In order to make data with lots of detail along with direct and indirect identifiers available to researchers, data owners need to create controlled environments in which researchers can use the data for approved purposes and retrieve results which create little or no risk of identification. The US Census Bureau runs 14 Research Data Centers (RDC) across the US that do just that. The latest one, the Northwest Census Research Data Center (NWCRDC), was opened yesterday at the University of Washington in Seattle by the acting Director of the Census Bureau, Tom Mesenbourg, and the Director of the NWCRDC, Dr. Mark Ellis.
Like the other Census Research Data Centers, the NWCRDC provides access to demographic, economic and health microdata (i.e. respondent level data), including censuses, surveys, administrative data, and health data from the National Center for Health Statistics (NCHS) and the Agency for Healthcare Research and Quality (AHRQ). The datasets go back to the 1970s including the 1970 decennial census, and the Census Bureau is working with the University of Minnesota to make the microdata from the 1960 census available. The data are available to qualified researchers for projects that are reviewed carefully to prevent abuse. However, once approved, researchers can link individuals across datasets in the RDC and even link in own datasets with identifiers. This provides very unique opportunities for research otherwise not possible and is a fantastic resource for researchers in the Pacific Northwest.

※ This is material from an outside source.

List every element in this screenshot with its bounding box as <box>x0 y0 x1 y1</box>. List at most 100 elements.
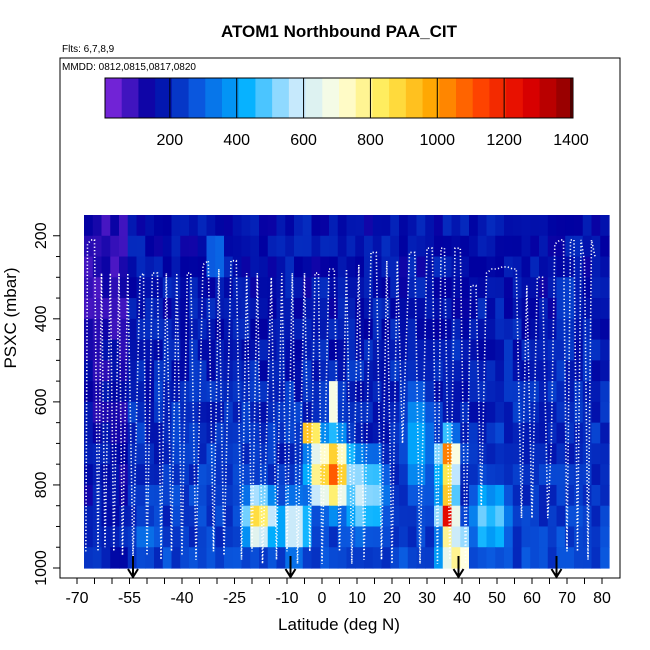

Why should data holders consider going this route? For the US Census Bureau, the most important benefit are new estimates and data products, efficiency, expanded measurement capabilities, and improved documentation of their own data. They are tapping into creative and innovative thinkers to find additional uses for the data that contribute to the Census Bureau and the American public. Currently, more than 650 researchers are working on 150 projects across the 14 RDCs.
Researchers that want to use the RDC need to write a proposal about their planned research (more details here), which is reviewed by the US Census Bureau for their scientific merit and benefit for the US Census Bureau and the public. Proposals to use data provided by other agencies like NCHS and AHRQ are reviewed by those organizations. All work has to be conducted at the NWCRDC on campus at the University of Washington.
More data owners or data holders should consider making more detailed data available. Research Data Centers are one possible solution. I'll discuss others in future posts.